The ebbs and flows of immigration - Mexico and North Sentinal
I woke up in the middle of the night, my phone glowing on my bed. I guess I had fallen asleep while listening a recording from Musashi Miyamoto's works -- it's been a recent indulgent and relaxant of mine. With the distinct groggy awaking feeling that can only happen from a cell phone's blue light in a dark room at the wee hours, I began tapping and sliding on my phone, might as well get a lil dopamine fix since I had already been awaken.
News seems to be my default, which doesn't actually seem like a very good choice. It's quite a pointless way to pass time, and fill my head with interesting (to me) but generally useless current event trivia. But as it turns out, one topic getting a bit of attention is happening in my backyard, Central American asylum seekers attempting to cross the Mexican border into America. I read through some of the comments, which is always a rewarding thing to do when you want to feel the biting visceral potential of fellow humans. Of course, most of the comments were something about "get out of our country" and "taxpayer burden." I tend to empathize a bit more. I think "what must have happened to make people uproot themselves and embark on this difficult journey?" While I might enjoy to embellish my ego with a bit of amateur adventurism, even I rarely get the urge to do something quite so precarious and poorly planned.

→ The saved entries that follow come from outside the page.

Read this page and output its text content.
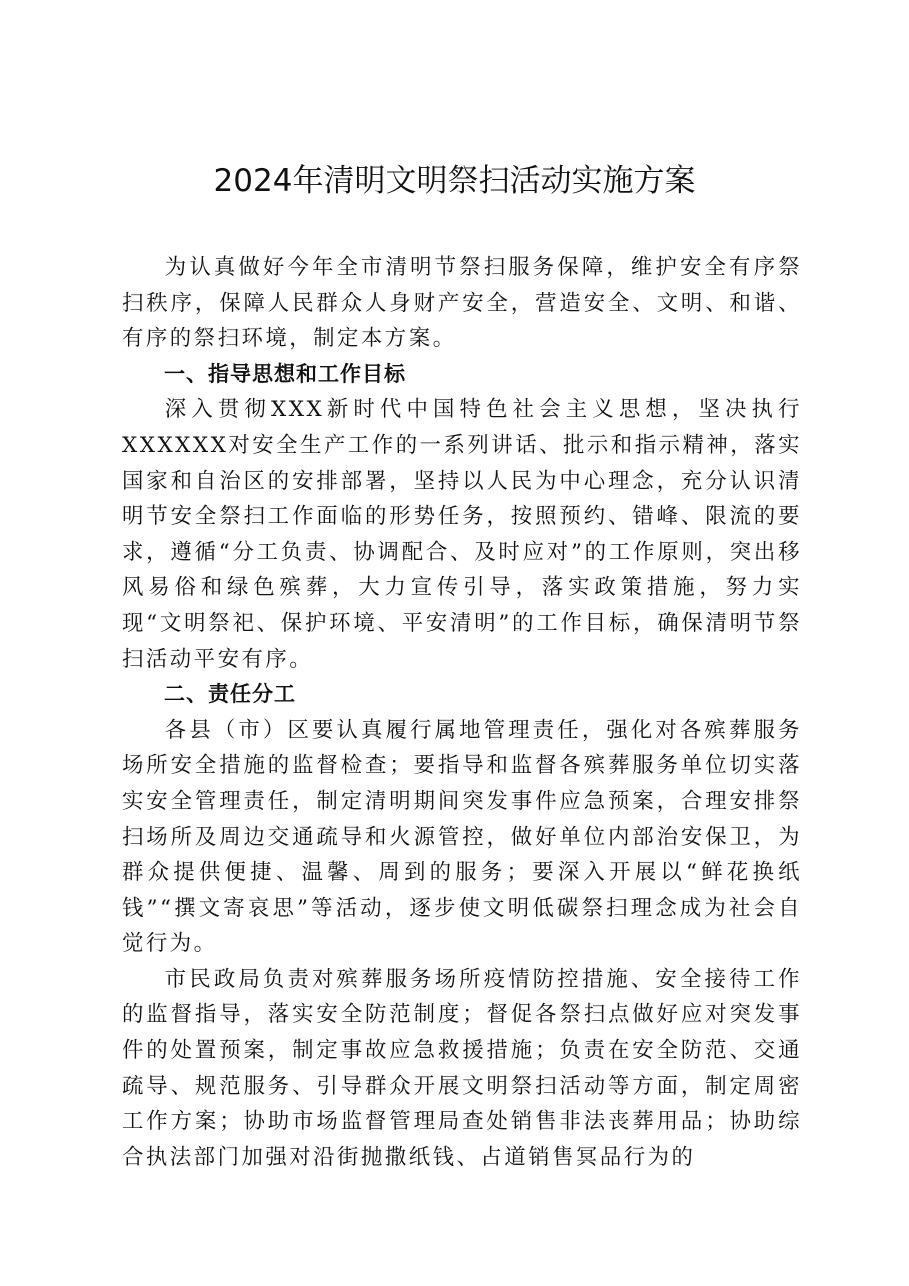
2024年清明文明祭扫活动实施方案

为认真做好今年全市清明节祭扫服务保障，维护安全有序祭扫秩序，保障人民群众人身财产安全，营造安全、文明、和谐、有序的祭扫环境，制定本方案。

一、指导思想和工作目标

深入贯彻XXX新时代中国特色社会主义思想，坚决执行XXXXXX对安全生产工作的一系列讲话、批示和指示精神，落实国家和自治区的安排部署，坚持以人民为中心理念，充分认识清明节安全祭扫工作面临的形势任务，按照预约、错峰、限流的要求，遵循“分工负责、协调配合、及时应对”的工作原则，突出移风易俗和绿色殡葬，大力宣传引导，落实政策措施，努力实现“文明祭祀、保护环境、平安清明”的工作目标，确保清明节祭扫活动平安有序。

二、责任分工

各县（市）区要认真履行属地管理责任，强化对各殡葬服务场所安全措施的监督检查；要指导和监督各殡葬服务单位切实落实安全管理责任，制定清明期间突发事件应急预案，合理安排祭扫场所及周边交通疏导和火源管控，做好单位内部治安保卫，为群众提供便捷、温馨、周到的服务；要深入开展以“鲜花换纸钱”“撰文寄哀思”等活动，逐步使文明低碳祭扫理念成为社会自觉行为。

市民政局负责对殡葬服务场所疫情防控措施、安全接待工作的监督指导，落实安全防范制度；督促各祭扫点做好应对突发事件的处置预案，制定事故应急救援措施；负责在安全防范、交通疏导、规范服务、引导群众开展文明祭扫活动等方面，制定周密工作方案；协助市场监督管理局查处销售非法丧葬用品；协助综合执法部门加强对沿街抛撒纸钱、占道销售冥品行为的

This difference in perception reminds me of a TED Talk I recently saw from Jonathan Haidt about the moral roots of liberal and conservative thinking. The takeaway for me was that conservative people are less open to new experiences and more focused on normative behavior than empathy. Liberals are more open to new experiences and situations, and are inclined to (over) empathize.
So as I read most of the visceral comments about immigrants, and then one person who kept on defending (trolling?), this psychological different couldn't have been more stark. For me, the kicker is simply that most of the people who are here "legally" don't necessarily factor in the extent of circumstances which led us to being American. For myself, it was a poor Italian boy born to late into too large of a family. At about 8 years old, then sent him solo on a one way ticket to stay with family in America. He went on to create a grounded life for himself in the new country (so hating Italy that he cut ties, removing any legal possibility of me reclaiming citizenship and enjoying the benefits of European citizenship).
So now my blood is a little riled, I get up, go sit in front of the computer, complete with two large screens, so I can begin an even more full on new ingest. Clicking around and I come upon a minor update about this American guy who was killed trying to visit the North Sentinel Islands and bring the locals Christianity. These islands are home to a very unique group of people that were never modernized. Indian has decided to just leave them alone, and has made it illegal to try visiting their islands.
As it turns out, this group of people are quite violent, and rather adept with the bow and arrow. So this American guy wants to bring Christianity to these people. He tries, get's shot at, aborts, and then goes back the next day to try again. Touches down on their island, and they kill him. Game over bro. You already fucked up. Not really interested in your bullshit selfish ideology. And now the Indian government is scrambling to try and recover the body. I say fuck it, you chose your destiny, let's not make things any worse than they already are.
And then in my elevated stage of emotion, I paused for a moment, and thought how it was so interesting that these two stories were both of foreigners attempting to enter illegally into unwanted territories. The circumstances and reasons could not have been more different. And for me, the elicited rather opposite emotions. Much more of an empathizing concern with the "invader" coming to America -- not wanting to invade, but rather asking for help; and the ideological invader seeking their own selfish purpose to impose upon others. In me, the frustration and irritation felt towards the Christian arriving on this remote indigenous island seems to roughly parallel the disdain voiced by fellow Americans about Central Americans trying to arrive on American soil.